Santa Clara, Calif. — Charles Phillips, Oracle's president, kicked off Software 2005, an annual event sponsored by venture-capital
firm Sand Hill Group, with a keynote address that focused on the future of the software industry, near-term customer issues
and, of course, an update on the PeopleSoft acquisition.
Phillips laid out for the audience of about 1,000 C-level executives representing the major high-tech software firms his view
on the industry move toward standardization at the application level. The president said that although the old battles such
as TCP versus token ring and the use of JDBC drivers are over, the acceptance of Java is still working its way through the
industry.
“Traditionally, packaged applications used proprietary stacks,” Phillips said, but Java is now finally becoming the de facto
standard for applications, he added. Phillips noted that Oracle is still in midstream in the conversion over to Java for its
applications.
“We are halfway there now,” Phillips said.

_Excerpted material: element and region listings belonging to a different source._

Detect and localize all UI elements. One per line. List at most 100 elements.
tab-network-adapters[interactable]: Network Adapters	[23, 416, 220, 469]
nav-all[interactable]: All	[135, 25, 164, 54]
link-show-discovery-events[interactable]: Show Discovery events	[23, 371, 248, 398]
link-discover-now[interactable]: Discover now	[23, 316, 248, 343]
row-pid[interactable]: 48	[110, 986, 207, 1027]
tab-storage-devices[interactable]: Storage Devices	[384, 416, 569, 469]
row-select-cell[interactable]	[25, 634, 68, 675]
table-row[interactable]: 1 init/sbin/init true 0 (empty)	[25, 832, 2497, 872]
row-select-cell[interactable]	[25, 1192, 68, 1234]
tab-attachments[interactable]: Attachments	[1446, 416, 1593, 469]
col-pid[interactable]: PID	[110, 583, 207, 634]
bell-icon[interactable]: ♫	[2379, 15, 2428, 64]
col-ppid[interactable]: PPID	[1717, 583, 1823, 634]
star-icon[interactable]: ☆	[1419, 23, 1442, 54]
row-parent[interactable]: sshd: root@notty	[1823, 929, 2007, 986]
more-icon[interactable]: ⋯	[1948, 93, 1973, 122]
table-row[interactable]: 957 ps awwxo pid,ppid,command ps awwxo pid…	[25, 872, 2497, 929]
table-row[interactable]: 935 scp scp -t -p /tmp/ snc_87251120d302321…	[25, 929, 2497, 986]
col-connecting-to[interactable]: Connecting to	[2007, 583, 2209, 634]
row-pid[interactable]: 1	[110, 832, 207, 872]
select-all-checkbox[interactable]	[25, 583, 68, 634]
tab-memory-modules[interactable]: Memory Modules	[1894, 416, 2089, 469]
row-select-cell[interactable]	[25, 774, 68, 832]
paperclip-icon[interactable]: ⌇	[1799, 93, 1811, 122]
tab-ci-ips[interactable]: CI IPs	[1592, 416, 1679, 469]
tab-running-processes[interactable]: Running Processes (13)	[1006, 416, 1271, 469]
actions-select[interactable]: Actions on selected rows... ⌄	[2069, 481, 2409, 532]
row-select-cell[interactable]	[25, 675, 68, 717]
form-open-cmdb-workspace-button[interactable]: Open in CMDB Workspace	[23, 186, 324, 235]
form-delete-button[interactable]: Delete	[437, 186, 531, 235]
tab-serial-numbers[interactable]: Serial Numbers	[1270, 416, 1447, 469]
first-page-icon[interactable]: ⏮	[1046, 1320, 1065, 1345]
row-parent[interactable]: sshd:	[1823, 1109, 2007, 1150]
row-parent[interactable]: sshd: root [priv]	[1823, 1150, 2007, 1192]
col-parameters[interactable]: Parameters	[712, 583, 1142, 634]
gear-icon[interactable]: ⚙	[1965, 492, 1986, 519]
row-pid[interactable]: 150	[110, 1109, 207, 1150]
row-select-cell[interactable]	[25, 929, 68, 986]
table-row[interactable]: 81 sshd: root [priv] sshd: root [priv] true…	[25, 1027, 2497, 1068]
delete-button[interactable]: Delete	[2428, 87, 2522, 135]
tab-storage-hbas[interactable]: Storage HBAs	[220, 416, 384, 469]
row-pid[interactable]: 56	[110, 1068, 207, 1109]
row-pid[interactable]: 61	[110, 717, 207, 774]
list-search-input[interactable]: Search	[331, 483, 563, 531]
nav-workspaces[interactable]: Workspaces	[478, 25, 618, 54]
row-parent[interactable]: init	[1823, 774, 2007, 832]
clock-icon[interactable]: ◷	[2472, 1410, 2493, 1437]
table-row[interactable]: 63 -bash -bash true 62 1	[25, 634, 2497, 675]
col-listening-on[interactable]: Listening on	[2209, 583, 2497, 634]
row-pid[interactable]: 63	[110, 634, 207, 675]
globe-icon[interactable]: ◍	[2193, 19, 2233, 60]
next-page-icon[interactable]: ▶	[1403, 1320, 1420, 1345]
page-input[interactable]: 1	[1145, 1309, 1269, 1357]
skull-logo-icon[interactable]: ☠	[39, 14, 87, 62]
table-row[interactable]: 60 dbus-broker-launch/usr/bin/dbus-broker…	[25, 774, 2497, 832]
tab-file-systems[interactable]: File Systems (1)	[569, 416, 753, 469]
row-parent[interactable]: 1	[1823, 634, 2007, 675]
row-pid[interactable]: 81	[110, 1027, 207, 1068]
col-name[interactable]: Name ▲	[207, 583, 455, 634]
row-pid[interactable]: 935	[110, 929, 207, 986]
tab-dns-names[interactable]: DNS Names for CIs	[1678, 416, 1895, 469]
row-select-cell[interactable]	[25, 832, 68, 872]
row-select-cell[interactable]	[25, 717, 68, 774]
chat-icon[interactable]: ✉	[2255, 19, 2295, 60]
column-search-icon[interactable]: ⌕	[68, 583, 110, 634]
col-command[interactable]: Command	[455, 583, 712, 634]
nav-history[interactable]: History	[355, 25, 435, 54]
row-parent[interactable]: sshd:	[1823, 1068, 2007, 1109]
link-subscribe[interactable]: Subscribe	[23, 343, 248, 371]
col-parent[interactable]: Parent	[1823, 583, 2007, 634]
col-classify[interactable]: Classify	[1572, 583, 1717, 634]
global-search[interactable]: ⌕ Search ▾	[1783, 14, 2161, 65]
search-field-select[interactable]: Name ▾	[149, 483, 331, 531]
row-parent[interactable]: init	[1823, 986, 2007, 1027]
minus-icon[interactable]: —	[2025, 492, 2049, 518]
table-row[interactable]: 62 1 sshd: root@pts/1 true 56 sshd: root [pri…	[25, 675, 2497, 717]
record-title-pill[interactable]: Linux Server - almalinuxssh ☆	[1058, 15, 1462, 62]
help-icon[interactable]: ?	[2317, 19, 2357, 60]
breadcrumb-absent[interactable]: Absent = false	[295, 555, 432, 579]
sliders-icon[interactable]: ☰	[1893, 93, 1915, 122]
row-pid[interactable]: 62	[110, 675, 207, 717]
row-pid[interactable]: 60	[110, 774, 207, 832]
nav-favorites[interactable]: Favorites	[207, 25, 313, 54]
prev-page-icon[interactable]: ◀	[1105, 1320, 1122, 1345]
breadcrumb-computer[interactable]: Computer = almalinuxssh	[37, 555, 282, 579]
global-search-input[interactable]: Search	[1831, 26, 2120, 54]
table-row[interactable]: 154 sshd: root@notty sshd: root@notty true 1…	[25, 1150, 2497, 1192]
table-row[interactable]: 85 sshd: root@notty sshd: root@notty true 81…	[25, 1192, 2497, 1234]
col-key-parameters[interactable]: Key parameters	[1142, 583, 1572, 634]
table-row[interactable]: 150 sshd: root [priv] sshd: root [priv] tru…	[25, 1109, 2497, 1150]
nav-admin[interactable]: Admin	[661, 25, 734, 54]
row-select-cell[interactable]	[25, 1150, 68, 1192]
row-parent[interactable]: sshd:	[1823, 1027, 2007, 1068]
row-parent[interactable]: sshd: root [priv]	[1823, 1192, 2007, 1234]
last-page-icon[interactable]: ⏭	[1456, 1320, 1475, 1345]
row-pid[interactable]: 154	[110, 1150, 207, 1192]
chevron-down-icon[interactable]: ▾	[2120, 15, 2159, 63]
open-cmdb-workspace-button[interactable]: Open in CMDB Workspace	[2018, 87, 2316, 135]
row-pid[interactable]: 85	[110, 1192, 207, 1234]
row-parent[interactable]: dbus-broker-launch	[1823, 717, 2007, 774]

In addition, the industry is in the midst of standardizing on the expression of APIs with XML, standardizing on Web services,
and designing component-based architectures.
Beyond standardization, the next big move in the industry is toward vertical packaged applications rather than horizontal
applications.
“Having line of business applications gives us a competitive advantage,” Phillips said, citing the fact that the recent acquisition
of Retek gives Oracle domain-specific knowledge in retailing.
The third major direction of the software industry is its move from being process driven to cross-process driven.
“Vendors typically built a general ledger application for the AS/400 or just a payroll application and optimized the data
for that one process,” Phillips said.
Now companies realize if they had the same data model across processes the quality of the information would be much higher.
“Data is fragmented,” Phillips said.
Finally, Phillips said because Oracle owns so much of the stack, applications, middleware, and the database, it will intensify
its efforts to create best practices around configurations that it will also certify.
“Our customers tell us that they will give up some choice to get a configuration that will work,” Phillips said, pointing
out that 94 percent of the company’s support calls are about how to configure changes across the layers of applications.
“Add a patch in Linux and five other things break,” Phillips said.
Phillips also continued Oracle’s endorsement of open source and Linux in particular, noting, however, that it is “not as solid
as some of the proprietary Unix platforms but it’s getting there.”
The Oracle president ended his keynote address with an update on the acquisition of PeopleSoft, repeating the company’s promise
to support PeopleSoft through 2013.
“One CIO told me his wife hasn’t even committed to him that long,” Phillips said.